Virtual Reality (VR) is the other extreme where users are immersed in a virtual environment which completely excludes the real world. Windows Mixed Reality, as part of Window 10, is designed to power both of these experiences on first- and third-party AR and VR headsets.
"(AR and VR) are just labels for different points on the mixed reality continuum." - Alex Kipman.
Kipman shared that because Windows Mixed Reality APIs are part of Windows 10, developers can make Universal Windows Platform (UWP) apps that work on HoloLens as well as other Windows 10 devices. Microsoft's vision to become the industry's leader for holographic computing by providing the platform for developers and device makers was obvious even then.

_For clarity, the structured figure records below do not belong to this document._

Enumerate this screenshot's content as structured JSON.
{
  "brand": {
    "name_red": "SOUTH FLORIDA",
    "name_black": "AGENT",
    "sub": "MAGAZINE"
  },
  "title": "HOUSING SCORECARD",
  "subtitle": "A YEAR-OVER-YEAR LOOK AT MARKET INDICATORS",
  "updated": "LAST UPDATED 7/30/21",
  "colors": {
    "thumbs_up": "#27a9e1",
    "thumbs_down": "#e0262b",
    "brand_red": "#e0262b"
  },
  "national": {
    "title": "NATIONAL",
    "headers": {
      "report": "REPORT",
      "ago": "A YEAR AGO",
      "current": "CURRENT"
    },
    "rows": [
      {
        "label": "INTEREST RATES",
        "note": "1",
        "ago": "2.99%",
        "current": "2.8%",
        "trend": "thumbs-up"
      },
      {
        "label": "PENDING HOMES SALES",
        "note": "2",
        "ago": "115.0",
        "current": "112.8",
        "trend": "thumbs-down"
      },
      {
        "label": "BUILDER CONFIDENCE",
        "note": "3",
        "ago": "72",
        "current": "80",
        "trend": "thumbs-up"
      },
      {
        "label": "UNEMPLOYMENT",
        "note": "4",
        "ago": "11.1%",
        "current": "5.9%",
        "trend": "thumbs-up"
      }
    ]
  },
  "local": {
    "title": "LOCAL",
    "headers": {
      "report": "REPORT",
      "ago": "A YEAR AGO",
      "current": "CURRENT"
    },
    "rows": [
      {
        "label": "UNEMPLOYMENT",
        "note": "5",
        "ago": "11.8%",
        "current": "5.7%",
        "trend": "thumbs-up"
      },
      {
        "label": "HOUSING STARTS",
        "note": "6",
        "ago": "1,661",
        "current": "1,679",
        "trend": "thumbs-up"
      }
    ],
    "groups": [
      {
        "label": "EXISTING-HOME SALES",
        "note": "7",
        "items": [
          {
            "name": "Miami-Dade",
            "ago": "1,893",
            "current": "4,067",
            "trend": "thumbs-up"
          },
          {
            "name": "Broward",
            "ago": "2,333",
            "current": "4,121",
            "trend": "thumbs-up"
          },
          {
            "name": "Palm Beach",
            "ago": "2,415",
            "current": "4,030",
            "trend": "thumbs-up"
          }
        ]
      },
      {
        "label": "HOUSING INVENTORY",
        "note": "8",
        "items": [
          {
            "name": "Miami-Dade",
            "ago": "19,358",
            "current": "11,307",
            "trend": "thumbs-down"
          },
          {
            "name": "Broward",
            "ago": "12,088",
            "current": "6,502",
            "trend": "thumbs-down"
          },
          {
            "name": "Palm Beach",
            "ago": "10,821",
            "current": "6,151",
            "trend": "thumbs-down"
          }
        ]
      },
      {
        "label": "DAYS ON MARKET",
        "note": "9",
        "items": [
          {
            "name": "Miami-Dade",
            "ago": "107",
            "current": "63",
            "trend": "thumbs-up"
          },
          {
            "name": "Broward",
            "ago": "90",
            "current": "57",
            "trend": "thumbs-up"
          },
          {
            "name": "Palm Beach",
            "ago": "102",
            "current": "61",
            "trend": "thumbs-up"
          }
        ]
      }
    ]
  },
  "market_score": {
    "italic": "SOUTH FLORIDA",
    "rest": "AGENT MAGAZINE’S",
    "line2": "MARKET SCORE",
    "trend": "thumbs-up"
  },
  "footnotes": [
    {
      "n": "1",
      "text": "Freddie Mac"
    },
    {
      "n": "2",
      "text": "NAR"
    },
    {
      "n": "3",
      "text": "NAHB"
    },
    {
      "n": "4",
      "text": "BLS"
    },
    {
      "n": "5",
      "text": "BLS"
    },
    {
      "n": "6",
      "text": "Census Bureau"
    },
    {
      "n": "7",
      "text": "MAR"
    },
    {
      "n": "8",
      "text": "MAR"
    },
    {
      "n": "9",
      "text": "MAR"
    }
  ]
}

Microsoft's industry-leading position and goal to bring holographic computing to the masses is old news to tech enthusiasts. The problem, however, is that that news hasn't yet become news to regular consumers. This lack of mindshare is ironic given that Microsoft intentionally made Windows 10, which now has over 500 million users, the platform for mixed reality. Sadly, the 3D and mixed reality capabilities integrated within millions of PCs remain unknown to most consumers. Meanwhile, rivals are grabbing consumer attention with their AR and VR alternatives.